GSSW, with campuses in Manhattan and Brooklyn, enrolls about 300 students every year. Although the school functions according to the Jewish calendar, only a third of its students are Jewish. Roughly half are Black or Hispanic and the rest are “from the multiplicity of ethnicities that make up New York and New Jersey,” Dr. Huberman said. “We even have students from Arab-speaking countries.”

Touro College and University System’s President Dr. Alan Kadish, who also lives in Teaneck, came aboard after Dr. Lander’s death in 2010. “We try to instill in our students a sense of service to ideals and to humanity,” Dr. Kadish said. “Within that broad context, the school of social work makes sense because it cultivates Jewish values of chesed, and it is a highly diverse school which promotes and promulgates those values to a large audience.

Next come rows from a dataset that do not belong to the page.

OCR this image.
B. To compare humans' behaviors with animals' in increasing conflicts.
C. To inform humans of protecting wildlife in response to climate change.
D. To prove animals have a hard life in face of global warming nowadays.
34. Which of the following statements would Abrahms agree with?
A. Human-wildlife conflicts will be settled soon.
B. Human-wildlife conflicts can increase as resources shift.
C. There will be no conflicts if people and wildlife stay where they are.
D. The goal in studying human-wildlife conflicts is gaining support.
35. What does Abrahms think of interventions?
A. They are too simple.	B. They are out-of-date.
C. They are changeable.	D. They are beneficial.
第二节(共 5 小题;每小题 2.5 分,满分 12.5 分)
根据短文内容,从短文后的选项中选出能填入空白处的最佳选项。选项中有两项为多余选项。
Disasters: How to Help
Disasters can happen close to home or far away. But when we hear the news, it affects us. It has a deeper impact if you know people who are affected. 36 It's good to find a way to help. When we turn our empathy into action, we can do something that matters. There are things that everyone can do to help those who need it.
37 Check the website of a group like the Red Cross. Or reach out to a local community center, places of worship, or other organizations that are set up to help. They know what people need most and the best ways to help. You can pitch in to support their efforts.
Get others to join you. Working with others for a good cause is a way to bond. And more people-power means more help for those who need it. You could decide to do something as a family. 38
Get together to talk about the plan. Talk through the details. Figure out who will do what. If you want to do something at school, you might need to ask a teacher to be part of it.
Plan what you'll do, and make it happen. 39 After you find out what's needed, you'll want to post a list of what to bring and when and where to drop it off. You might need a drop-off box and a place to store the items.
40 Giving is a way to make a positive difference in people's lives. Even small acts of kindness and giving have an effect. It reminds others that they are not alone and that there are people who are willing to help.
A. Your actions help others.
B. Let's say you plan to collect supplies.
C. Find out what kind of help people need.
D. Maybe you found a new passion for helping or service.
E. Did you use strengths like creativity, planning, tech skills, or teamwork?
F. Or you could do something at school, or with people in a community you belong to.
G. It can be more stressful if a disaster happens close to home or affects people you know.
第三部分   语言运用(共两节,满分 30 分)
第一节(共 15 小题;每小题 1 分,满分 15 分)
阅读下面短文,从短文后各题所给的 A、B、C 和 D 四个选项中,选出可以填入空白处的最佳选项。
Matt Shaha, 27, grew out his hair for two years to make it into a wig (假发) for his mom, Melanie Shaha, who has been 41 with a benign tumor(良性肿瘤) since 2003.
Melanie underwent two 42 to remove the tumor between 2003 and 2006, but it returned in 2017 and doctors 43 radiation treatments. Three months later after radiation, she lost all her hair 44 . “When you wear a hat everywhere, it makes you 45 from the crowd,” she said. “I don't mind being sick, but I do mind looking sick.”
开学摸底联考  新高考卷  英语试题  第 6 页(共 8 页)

“I’m extraordinary proud of what Dean Huberman and the school have accomplished,” he continued. “Many of our students have found personal satisfaction in social work that wasn’t there in their previous careers.”

Indeed, Dr. Huberman said, “We’ve become a destination for people who want to start a second career. One student was a former cameraman for ‘Regis and Kelly’ and he’s now doing video social work. We have grandparents and we have freshly minted college graduates.”

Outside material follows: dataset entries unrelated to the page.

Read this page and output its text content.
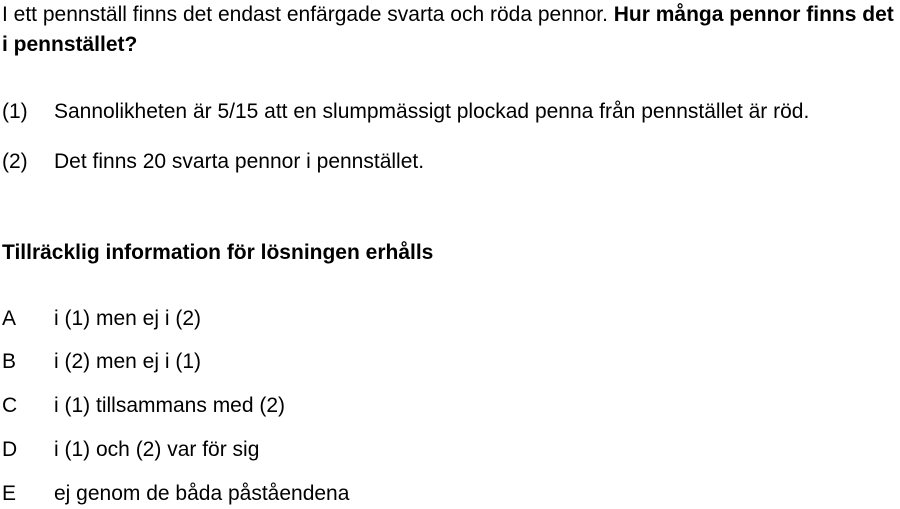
I ett pennställ finns det endast enfärgade svarta och röda pennor. Hur många pennor finns det i pennstället?

(1) Sannolikheten är 5/15 att en slumpmässigt plockad penna från pennstället är röd.
(2) Det finns 20 svarta pennor i pennstället.
Tillräcklig information för lösningen erhålls
A i (1) men ej i (2)
B i (2) men ej i (1)
C i (1) tillsammans med (2)
D i (1) och (2) var för sig
E ej genom de båda påståendena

Because he grew up in “utter poverty” in Philadelphia, abandoned by his father when he was 2 years old, Dr. Huberman insisted from the start that “money should not be an impediment for anyone to get a graduate-school education.” The federal government supported that initiative in 2016 with a $2.5 million grant to fund scholarships for disadvantaged full-time master’s degree students at GSSW.

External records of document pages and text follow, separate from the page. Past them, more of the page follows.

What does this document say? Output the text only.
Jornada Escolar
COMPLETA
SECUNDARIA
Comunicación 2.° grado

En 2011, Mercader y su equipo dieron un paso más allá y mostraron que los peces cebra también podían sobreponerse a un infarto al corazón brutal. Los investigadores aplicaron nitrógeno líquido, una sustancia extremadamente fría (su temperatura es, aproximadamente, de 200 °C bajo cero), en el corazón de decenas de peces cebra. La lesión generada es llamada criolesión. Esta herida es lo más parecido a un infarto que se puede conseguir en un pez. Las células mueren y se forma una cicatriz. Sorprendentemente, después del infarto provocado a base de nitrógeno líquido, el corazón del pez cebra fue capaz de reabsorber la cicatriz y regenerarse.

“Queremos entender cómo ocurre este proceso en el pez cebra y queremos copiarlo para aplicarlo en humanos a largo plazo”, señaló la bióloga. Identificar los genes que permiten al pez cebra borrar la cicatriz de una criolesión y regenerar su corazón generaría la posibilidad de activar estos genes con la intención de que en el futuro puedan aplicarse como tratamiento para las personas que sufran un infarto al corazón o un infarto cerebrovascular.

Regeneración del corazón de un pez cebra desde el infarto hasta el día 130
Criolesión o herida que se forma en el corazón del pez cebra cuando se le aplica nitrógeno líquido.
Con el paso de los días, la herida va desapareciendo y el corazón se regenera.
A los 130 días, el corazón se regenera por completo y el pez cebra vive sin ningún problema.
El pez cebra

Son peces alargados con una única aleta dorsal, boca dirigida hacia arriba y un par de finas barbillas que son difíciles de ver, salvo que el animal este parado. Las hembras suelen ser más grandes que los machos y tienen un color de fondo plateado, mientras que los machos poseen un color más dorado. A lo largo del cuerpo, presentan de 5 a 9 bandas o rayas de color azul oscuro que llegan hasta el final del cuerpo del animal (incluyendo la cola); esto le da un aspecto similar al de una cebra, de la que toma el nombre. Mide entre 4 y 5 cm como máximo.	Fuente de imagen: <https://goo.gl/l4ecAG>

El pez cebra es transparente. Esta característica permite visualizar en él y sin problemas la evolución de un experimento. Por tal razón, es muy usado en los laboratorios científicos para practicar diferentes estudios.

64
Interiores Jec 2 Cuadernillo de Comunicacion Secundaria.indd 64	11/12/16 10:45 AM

“This year, they contacted me again and said, ‘You’re one of the only schools in the United States that has been able to take the most poverty-stricken students and graduate them,’ and they wanted us to do more,” Dr. Huberman said.

Accordingly, in July the Health Resources and Services Administration awarded a five-year $3.24 million grant to fund scholarships for disadvantaged students seeking a career in social work.

GSSW also has received federal and private grants to train students, faculty, and staff in fighting the opioid crisis. “This is a passion of mine,” Dr. Huberman said. He is on academic sabbatical this year, pursuing research into opioid addiction prevention, treatment, and recovery.

“I went to the federal government and said, ‘Let’s do something unique — train clinical social workers to go into homes and schools and do something about this catastrophe,’” Dr. Huberman said. “And they gave us $1.36 million” in November 2019.

“When I come back as dean next July, I will work with entities in Bergen County and New York, and hopefully overseas, to form a collaboration to deal with this scourge,” he pledged.

Remarking on the National Association of Social Workers award, Dr. Huberman says GSSW has had a unique partnership with the association since the school’s establishment. “We pay for all our graduates to become members,” he said. “We’re the only social work school in the U.S. that does that, to my knowledge.” The school has about 1,000 alumni.

GSSW also cosponsors professional development programs with NASW-New York City, the association’s largest chapter. In 2017, the chapter gave its top leadership award to Dr. Huberman.

Caryn Loffman was not the only Teaneck resident Dr. Huberman personally inspired to enter social work.

Another Beth Sholom member, Carol Weinstein, the head of the congregation’s Chesed Committee, is another GSSW graduate who applied after a conversation with Dr. Huberman on the way to shul one Shabbat. A single mother of two, she graduated last June and began mobilizing fellow congregants to shop for groceries, pick up prescriptions, run errands, and check in on vulnerable people in the community during the pandemic.

And then there was Sara Wiener, daughter of Congregation Rinat Yisrael’s assistant rabbi, Ezra Wiener, who decided to attend GSSW in 2015 after Dr. Huberman lectured at the Orthodox shul on growing old in America.

Dr. Huberman has said that he seeks “to create ‘troublemakers’ for social justice, change agents working to empower others to improve lives.”